Never before had Erestor been so close to such a being. The Eagle was huge! – And he spoke fluently in the tongue of the Elves too, as had been long rumored in the realm, as proven when he replied: “Greetings, Firstborn, and may your aerie be untroubled and your paths be clear.”


Dipping his head to them all, then, the Eagle said, “Come, young Erestor, climb onto my back.”


Erestor could feel his eyes widening comically. He actually jumped back a pace out of sheer fright and awe. He had thought that he would embark on the journey on horseback. – So this was why…


The Great Eagle chuckled, a half-screeching, half-grinding sound unpleasant to the ears but warm to the heart. His keen black eyes sparkled with mirth and amusement. “Come, Elfling,” he said. “The sooner we go, the sooner your little feet step on firm ground again.”

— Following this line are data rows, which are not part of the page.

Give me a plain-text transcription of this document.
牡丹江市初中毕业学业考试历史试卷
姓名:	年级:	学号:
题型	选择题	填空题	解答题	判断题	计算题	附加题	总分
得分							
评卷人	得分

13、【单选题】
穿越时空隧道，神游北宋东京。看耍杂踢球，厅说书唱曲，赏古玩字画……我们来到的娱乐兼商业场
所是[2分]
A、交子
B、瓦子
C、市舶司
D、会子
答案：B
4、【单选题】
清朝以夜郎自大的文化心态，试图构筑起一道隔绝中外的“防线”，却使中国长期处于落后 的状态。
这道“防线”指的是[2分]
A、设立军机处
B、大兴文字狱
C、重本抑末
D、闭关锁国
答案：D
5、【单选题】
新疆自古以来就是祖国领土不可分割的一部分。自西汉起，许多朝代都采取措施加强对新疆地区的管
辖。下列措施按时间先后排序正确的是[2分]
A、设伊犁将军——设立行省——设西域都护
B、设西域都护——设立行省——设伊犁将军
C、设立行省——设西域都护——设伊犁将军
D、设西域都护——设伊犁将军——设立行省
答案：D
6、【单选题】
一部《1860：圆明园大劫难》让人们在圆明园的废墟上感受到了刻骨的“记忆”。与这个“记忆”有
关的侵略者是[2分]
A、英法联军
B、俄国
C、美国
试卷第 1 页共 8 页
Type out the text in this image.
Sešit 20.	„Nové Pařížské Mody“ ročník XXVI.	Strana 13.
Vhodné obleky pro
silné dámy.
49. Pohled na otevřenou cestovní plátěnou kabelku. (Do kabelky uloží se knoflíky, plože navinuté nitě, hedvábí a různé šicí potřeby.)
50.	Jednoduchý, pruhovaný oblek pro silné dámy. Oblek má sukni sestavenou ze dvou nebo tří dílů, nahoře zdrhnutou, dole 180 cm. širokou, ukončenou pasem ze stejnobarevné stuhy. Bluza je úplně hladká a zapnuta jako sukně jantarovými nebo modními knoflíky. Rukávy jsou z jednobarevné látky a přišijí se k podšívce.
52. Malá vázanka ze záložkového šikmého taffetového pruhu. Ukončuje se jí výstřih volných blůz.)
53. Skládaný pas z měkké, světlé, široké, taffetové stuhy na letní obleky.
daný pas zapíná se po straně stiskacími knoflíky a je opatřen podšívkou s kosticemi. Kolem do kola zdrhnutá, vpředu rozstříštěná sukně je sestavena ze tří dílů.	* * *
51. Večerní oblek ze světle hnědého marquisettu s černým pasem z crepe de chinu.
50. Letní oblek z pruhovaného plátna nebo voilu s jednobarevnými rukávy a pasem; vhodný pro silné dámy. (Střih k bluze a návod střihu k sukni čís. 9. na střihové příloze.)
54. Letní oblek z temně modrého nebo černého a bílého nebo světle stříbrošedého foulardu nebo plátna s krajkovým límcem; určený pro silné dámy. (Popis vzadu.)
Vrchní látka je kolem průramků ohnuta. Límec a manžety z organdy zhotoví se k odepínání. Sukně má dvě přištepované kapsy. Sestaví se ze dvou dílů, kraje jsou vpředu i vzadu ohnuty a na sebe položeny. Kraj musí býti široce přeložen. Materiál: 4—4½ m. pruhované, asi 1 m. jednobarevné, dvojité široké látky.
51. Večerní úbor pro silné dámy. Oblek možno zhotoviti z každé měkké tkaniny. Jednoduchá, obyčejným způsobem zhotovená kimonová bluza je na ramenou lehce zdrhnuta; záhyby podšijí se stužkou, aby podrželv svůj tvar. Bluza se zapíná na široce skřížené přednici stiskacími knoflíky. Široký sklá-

Erestor, if someone other than his family or friends – or this magnificent Eagle – had said it, would have taken great offence; but as it was, he obediently clambered up the Eagle’s back in front of the joint of the giant bird’s left wing. His father helped him settle himself on the Eagle’s shoulders, then stepped back. He seemed rather amused, but concern also showed in his eyes.


“Safe journey, son,” he called, speaking for the first time after they had exited the King’s Tower.


The words dragged Erestor’s gaze from the Eagle’s large, sharp beak. And now that he looked down at his family and friends, he could see that the same look was plastered on his mother’s face and Turgon’s. And when his eyes locked with those of his mother’s, she said with a worried half-smile, “Do not let go of Lord Thorondor’s neck. I could not bear to lose you.”


And then, while his mouth yet opened as wide as his eyes, the Great Eagle – Thorondor – took a short run and launched himself into the air. He hunched forward instinctively, shell-shocked and shivering, the feathers on the back of the great Eagle's neck clutched tightly in his hands. His only comfort was that Idril had looked just as surprised and awed as he was, although not frightened. He wished he had known in advance!